Return a two-tuple of termnames applied to the left and right hand sides of the formula.

julia> termnames(@formula(y ~ 1 + x * y + (1+x|g)))
("y", ["1", "x", "y", "x & y", "(1 + x) | g"])

Similarly, formulae with an implicit intercept will not have a "1" in their variable names, because the implicit intercept does not exist until apply_schema is called (and may not exist for certain model contexts).

julia> termnames(@formula(y ~ x * y + (1+x|g)))
("y", ["x", "y", "x & y", "(1 + x) | g"])

termnames(term::AbstractTerm)

Return the name of the statistical variable associated with a term.

Return value is either a String, an iterable of Strings or the empty vector if there is no associated variable (e.g. termnames(InterceptTerm{false}())).

gvif(m::RegressionModel; scale=false)

Compute the generalized variance inflation factor (GVIF).

If scale=true, then each GVIF is scaled by the degrees of freedom for (number of coefficients associated with) the predictor: $GVIF^(1 / (2*df))$.

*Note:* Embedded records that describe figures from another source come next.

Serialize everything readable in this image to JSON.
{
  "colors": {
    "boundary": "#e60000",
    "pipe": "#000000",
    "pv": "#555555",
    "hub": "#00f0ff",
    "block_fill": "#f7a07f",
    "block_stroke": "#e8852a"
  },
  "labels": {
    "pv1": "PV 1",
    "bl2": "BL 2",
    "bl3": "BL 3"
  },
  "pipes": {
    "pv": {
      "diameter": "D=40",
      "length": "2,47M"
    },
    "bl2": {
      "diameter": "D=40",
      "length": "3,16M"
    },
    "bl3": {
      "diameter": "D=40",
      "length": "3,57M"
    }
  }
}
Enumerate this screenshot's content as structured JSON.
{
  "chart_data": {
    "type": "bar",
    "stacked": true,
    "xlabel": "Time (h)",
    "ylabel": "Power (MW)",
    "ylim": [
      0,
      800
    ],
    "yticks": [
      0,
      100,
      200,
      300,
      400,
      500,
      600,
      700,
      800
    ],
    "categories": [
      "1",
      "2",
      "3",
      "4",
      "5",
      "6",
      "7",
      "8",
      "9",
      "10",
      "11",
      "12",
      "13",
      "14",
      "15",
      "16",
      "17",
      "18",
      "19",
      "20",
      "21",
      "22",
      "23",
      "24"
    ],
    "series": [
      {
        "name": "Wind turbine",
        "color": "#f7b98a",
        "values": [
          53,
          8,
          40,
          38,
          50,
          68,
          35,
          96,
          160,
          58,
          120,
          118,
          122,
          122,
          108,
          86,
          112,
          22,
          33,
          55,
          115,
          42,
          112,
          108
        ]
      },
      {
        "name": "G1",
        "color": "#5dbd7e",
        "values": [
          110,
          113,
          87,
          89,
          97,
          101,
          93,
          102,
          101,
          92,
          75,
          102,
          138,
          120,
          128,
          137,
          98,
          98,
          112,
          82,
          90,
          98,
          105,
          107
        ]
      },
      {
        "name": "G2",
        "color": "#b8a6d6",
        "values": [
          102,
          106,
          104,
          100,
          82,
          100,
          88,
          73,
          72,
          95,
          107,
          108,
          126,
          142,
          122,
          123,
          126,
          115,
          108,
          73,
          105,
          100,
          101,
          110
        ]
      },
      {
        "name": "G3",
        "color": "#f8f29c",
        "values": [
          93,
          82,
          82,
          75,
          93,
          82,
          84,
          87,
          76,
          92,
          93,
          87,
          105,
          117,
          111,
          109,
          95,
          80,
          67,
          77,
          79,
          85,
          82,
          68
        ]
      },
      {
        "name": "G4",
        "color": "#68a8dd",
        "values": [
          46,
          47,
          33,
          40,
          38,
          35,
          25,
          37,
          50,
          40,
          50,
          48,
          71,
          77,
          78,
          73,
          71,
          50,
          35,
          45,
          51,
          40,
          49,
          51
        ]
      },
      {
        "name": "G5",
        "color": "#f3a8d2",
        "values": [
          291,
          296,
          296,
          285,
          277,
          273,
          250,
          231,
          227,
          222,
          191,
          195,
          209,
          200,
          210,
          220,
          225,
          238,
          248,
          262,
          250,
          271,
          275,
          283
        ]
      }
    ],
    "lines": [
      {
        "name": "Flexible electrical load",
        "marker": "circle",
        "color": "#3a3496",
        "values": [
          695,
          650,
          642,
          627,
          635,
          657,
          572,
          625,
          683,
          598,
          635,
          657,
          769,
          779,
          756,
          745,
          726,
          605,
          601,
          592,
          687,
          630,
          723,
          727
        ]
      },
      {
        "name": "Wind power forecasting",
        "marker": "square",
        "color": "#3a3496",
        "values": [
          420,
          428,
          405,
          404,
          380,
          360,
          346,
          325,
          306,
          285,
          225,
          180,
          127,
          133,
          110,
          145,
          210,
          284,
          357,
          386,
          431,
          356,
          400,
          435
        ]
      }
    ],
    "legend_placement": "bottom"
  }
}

The GVIF measures the increase in the variance of a (group of) parameter's estimate in a model with multiple parameters relative to the variance of a parameter's estimate in a model containing only that parameter. For continuous, numerical predictors, the GVIF is the same as the VIF, but for categorical predictors, the GVIF provides a single number for the entire group of contrast-coded coefficients associated with a categorical predictor.

See also vif.

References

Fox, J., & Monette, G. (1992). Generalized Collinearity Diagnostics. Journal of the American Statistical Association, 87(417), 178. doi:10.2307/2290467

partial_fitted(model::MixedModel,
               fe::AbstractVector{<:AbstractString},
               re::Dict{Symbol}=Dict(fn => fe for fn in fnames(model));
               mode=:include,
               type=:linpred)

Compute "partial" fitted values.

Partial fitted values are useful for computing partial residuals. They are the fitted values obtained by setting selected model terms to zero, while preserving the other values at their original estimates.

The fixed effects coefficients to use (fe) are specified as vector of strings. For specifying no coefficients, use the empty string vector String[].

The random effects re are specified as a dictionary, with the grouping variables as keys and the vector of group-level coefficients specified as vectors. For example, Dict(:subj => ["(Intercept)"]) specifies that (1|subj) should be kept. The default is to match the specified fixed effects for all grouping variables, but note that this will fail when the fixed effects specification is incompatible with any grouping variable.

The keyword argument mode specifies whether the fixed and random effects specifications are treated as coefficients to :include or :exclude.

For GeneralizedLinearMixedModel, the keyword argument type specifies whether the predictions should be returned on the scale of linear predictor (:linpred) or on the response scale (:response).

This functionality is similar to the remef package in R.

shrinkagenorm(m::MixedModel{T},
              θref::AbstractVector{T}=(isa(m, LinearMixedModel) ? 1e4 : 1) .*
                                      m.optsum.initial;
              uscale=false, p=2)

Returns a NamedTuple of Tables.jl-tables norm of the change from OLS estimates (across all relevant coefficients) to BLUPs from the mixed model.

p corresponds to the $L_p$ norms, i.e. $p=2$ is the Euclidean metric.

Each entry in the named tuple corresponds to a single grouping term.

shrinkagetables(m::MixedModel{T},
                θref::AbstractVector{T}=(isa(m, LinearMixedModel) ? 1e4 : 1) .*
                                        m.optsum.initial;
                uscale=false) where {T}

Returns a NamedTuple of Tables.jl-tables of the change from OLS estimates to BLUPs from the mixed model.

Each entry in the named tuple corresponds to a single grouping term.